Azure Blob Reader (Docker)
The Azure Blob Reader (Docker) component reads data stored in Azure Blob Storage. It runs as a Docker-based component and supports multiple authentication mechanisms for secure access. Files can be ingested in common formats including CSV, JSON, Parquet, Avro, and XML.
Configuration Sections
The Azure Blob Reader component configurations are organized into the following sections:
Basic Information
Meta Information
Resource Configuration
Connection Validation
Authentication Methods
The component supports three authentication methods for connecting to Azure Blob Storage:
Shared Access Signature (SAS) – Recommended for temporary, revocable access
Secret Key (Storage Account Key) – Full account access; use with caution
Principal Secret (Azure AD Service Principal) – Enterprise-grade, app-based access
⚠️ Security Best Practices
Prefer SAS tokens for temporary and granular access.
Store Secret Keys and Principal Secrets securely in Azure Key Vault.
Avoid hardcoding credentials in pipelines.
1. Using Shared Access Signature (SAS)
Shared Access Signature
SAS URI granting restricted access to storage resources.
?sv=2025-01-01&ss=b&srt=...
Account Name
Azure storage account name.
myazureaccount
Container
Name of the container.
sales-data
File Type
File type: CSV
, JSON
, PARQUET
, AVRO
, XML
.
CSV
Read Directory
If enabled, reads all blobs in the container.
true
(default)
Blob Name
Specific blob to read (if Read Directory is disabled).
transactions.csv
Column Filter
Filter columns with alias and data type.
See Column Filtering.
2. Using Secret Key
Account Key
Storage account key for Shared Key authorization.
xxxx12345...
Account Name
Azure storage account name.
myazureaccount
Container
Name of the container.
finance-data
File Type
File type: CSV
, JSON
, PARQUET
, AVRO
.
PARQUET
Read Directory
If enabled, reads all blobs in the container.
true
Blob Name
Specific blob to read (if Read Directory is disabled).
q1_data.json
Column Filter
Filter columns with alias and type.
See Column Filtering.
3. Using Principal Secret
Client ID
Application (client) ID from Azure AD.
2c76b0a9-xxxx-xxxx-xxxx-abcdef
Tenant ID
Directory (tenant) ID of your Azure AD instance.
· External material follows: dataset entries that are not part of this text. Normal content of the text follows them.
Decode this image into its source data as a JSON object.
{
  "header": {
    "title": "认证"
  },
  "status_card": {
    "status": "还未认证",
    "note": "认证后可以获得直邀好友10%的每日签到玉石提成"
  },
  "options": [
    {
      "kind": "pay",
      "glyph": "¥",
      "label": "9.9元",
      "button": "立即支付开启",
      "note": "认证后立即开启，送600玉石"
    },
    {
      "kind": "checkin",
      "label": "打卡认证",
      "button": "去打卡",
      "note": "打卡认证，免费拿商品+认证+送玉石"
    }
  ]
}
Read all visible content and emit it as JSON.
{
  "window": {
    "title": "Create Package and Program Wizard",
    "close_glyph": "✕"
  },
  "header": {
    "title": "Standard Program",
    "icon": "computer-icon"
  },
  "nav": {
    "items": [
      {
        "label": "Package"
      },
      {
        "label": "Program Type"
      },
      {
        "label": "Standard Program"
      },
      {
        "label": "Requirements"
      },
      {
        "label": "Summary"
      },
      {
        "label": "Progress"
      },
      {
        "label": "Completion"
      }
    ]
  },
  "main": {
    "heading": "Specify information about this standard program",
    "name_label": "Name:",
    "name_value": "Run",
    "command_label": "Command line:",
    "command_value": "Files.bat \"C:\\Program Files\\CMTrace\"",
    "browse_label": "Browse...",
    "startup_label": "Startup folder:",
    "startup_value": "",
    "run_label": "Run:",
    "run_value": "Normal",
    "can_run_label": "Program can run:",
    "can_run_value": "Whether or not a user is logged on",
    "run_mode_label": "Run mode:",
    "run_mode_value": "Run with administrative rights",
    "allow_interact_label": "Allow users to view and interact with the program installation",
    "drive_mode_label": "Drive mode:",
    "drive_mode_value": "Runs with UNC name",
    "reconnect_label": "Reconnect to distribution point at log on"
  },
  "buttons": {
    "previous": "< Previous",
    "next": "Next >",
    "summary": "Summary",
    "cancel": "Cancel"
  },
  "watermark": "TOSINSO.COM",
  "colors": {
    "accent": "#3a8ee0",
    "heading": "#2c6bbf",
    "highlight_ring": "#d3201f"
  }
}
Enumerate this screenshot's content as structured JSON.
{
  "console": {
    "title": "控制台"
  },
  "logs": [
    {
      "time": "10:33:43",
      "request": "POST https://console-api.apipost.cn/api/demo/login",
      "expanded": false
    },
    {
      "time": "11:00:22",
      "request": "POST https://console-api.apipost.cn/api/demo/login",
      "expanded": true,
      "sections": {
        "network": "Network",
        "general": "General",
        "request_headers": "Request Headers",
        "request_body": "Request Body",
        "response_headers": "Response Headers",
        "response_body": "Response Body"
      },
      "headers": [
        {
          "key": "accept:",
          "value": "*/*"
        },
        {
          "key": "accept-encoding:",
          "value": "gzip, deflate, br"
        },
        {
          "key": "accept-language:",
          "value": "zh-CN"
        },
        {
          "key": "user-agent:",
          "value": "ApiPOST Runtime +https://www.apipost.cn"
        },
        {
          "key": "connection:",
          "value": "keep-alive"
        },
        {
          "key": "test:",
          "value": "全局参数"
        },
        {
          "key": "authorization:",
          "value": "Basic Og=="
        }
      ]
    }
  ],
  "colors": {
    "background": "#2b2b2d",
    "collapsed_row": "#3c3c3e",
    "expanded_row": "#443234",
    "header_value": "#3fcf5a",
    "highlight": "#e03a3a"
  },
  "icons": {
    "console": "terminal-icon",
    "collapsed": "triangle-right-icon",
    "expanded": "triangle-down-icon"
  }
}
72f988bf-xxxx-xxxx-xxxx-abcdef
Client Secret
Secret key of the service principal.
********
Account Name
Azure storage account name.
myazureaccount
File Type
File type: CSV
, JSON
, PARQUET
, AVRO
.
JSON
Read Directory
If enabled, reads all blobs in the container.
true
Blob Name
Specific blob to read (if Read Directory is disabled).
archive.zip
Column Filter
Filter columns with alias and type.
See Column Filtering.
File Type-Specific Behavior
CSV
Header: Use the first row as column headers.
Infer Schema: Automatically detect schema.
JSON
Multiline: Enable for multiline JSON records.
Charset: Character encoding (
UTF-8
,ISO-8859-1
).
PARQUET
No additional configuration required.
AVRO
Compression: Options:
Snappy
(default),Deflate
.Compression Level: Available if
Deflate
is selected (0–9).
XML
Root Tag: Root element of the XML.
Row Tags: Defines row-level elements.
Join Row Tags: Enable to combine multiple row tags.
Infer Schema: Automatically detect schema from XML structure.
Column Filtering
The Column Filter section allows selecting specific columns instead of retrieving the entire dataset.
Source Field
Column name from the blob.
customer_id
Destination Field
Alias name for the column.
cust_id
Column Type
Data type of the column.
STRING
Additional Options:
Upload File: Upload CSV/JSON/Excel to auto-populate schema.
Download Data: Export schema in JSON.
Delete Data: Clear schema configuration.
Notes
SAS tokens are recommended for temporary access with fine-grained control.
Secret Keys grant full control; use only when required and secure in Azure Key Vault.
Principal Secret authentication is best for enterprise-scale applications with Azure AD.
For JSON and CSV files, schema inference may add processing overhead; consider providing explicit schemas for production workloads.